Et ne reviendra-t-il pas ?
Et ne reviendra-t-il pas ?
Non, non, il est mort.
Vas toi-même à ton lit de mort,
Il ne reviendra jamais.
Sa barbe était blanche comme neige,
Et ses cheveux blonds comme chanvre ;
Il est parti, il est parti,
Et nous perdons en vain nos gémissements :
Dieu ait en pitié son âme !

Ainsi que toutes les’ âmes chrétiennes, j’en prie Dieu. Dieu soit avec vous. (Elle sort.)

LAERTES. — Voyez-vous cela, ô mon Dieu ?

LE ROI. — Laertes, je dois des explications à votre douleur, ou vous me faites injustice.
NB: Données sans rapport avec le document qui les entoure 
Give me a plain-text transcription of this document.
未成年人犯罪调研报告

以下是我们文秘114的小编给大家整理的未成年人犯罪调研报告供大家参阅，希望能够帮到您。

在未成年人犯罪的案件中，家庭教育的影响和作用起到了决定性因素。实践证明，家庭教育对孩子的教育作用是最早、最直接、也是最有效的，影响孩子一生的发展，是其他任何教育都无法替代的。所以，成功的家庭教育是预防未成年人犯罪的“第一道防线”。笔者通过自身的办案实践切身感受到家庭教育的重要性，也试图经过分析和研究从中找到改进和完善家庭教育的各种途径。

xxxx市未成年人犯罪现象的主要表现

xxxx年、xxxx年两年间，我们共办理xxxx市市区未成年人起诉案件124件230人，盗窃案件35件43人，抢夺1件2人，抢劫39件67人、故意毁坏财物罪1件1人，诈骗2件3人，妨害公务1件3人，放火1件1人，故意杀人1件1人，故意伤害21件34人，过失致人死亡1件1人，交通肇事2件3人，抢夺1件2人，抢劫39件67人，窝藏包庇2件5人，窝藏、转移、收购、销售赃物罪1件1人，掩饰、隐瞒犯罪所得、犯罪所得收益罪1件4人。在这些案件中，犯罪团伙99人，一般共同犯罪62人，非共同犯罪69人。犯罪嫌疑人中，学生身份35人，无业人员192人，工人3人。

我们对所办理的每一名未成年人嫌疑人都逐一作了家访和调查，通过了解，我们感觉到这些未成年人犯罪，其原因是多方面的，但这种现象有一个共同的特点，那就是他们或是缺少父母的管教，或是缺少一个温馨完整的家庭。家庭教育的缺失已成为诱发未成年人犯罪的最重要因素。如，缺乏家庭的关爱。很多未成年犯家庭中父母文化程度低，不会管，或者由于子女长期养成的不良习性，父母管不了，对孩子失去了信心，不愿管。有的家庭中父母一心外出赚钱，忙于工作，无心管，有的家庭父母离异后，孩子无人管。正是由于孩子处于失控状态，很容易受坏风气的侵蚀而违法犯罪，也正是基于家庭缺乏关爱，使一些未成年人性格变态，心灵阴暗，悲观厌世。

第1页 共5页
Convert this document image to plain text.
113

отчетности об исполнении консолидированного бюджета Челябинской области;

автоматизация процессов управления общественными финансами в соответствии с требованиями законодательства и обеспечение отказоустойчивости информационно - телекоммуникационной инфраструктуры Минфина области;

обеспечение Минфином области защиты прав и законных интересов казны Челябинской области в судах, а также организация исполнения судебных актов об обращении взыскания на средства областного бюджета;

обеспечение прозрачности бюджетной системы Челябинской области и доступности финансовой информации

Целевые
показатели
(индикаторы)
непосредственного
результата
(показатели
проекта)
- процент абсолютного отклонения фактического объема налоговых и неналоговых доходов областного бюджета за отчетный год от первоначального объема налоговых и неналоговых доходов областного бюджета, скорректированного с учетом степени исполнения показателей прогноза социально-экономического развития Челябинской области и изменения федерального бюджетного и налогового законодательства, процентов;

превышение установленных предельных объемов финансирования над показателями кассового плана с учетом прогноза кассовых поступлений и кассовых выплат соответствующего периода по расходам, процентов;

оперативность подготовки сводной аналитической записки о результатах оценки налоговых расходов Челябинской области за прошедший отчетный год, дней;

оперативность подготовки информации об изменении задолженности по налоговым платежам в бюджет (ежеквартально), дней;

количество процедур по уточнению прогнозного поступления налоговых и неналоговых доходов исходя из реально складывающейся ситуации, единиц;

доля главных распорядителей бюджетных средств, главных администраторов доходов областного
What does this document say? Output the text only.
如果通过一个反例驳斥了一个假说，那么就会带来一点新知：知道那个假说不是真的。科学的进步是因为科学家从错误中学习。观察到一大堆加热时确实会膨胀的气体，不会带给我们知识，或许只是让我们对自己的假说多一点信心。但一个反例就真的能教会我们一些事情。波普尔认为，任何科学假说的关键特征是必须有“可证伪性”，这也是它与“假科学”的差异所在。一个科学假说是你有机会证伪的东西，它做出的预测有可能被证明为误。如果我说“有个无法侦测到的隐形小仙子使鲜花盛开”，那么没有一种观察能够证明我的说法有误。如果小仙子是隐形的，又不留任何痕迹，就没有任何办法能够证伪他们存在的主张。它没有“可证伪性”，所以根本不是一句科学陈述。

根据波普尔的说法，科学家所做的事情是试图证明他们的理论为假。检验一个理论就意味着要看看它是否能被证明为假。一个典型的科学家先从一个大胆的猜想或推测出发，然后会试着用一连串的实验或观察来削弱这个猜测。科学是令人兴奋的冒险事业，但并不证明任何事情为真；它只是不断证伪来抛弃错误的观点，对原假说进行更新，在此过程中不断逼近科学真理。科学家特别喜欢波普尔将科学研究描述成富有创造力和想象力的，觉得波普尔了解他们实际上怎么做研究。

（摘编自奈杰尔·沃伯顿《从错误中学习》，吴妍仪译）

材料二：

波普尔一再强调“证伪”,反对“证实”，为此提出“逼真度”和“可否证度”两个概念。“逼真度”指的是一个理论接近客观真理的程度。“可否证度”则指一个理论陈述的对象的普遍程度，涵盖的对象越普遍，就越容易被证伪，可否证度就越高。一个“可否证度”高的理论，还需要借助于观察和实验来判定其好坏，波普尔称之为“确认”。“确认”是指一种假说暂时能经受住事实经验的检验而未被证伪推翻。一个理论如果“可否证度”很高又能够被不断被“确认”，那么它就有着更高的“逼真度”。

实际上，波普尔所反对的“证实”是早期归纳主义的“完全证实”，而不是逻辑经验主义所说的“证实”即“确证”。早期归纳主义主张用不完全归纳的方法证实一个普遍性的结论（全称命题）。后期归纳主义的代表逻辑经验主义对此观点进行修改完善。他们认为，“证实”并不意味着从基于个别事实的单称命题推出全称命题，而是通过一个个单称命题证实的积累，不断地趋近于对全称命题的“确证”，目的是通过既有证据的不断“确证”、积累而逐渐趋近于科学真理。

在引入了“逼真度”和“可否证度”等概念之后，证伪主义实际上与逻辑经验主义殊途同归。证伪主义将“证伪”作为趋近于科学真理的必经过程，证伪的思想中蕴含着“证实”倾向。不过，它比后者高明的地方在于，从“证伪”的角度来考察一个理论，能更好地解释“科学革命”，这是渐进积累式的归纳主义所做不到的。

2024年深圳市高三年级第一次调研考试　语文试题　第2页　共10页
Retirons-nous à part seulement, et faites choix de ceux de vos sages amis que vous voudrez ; ils entendront et jugeront entre vous et moi : s’ils nous découvrent impliqué dans ce malheur directement, ou indirectement, nous consentons à vous donner en compensation notre royaume, notre couronne, notre vie, et tout ce que nous appelons nôtre : mais si cela n’est pas, contentez-vous de nous prêter votre patience, et nous travaillerons de concert avec votre âme pour lui donner due satisfaction.

LAERTES. — Soit : son genre de mort, ses funérailles obscures, cette absence de trophée, de glaive, d’écusson sur ses restes, cette omission de tout noble rite et de toute démonstration officielle, tout cela me crie, à se faire entendre de la terre au ciel, que je dois demander compte de ce qui s’est passé.

LE ROI. — Et compte vous sera rendu ; puis que la hache de la justice tombe là où se trouvera l’offense. Je vous en prie, venez avec moi. (Ils sortent.)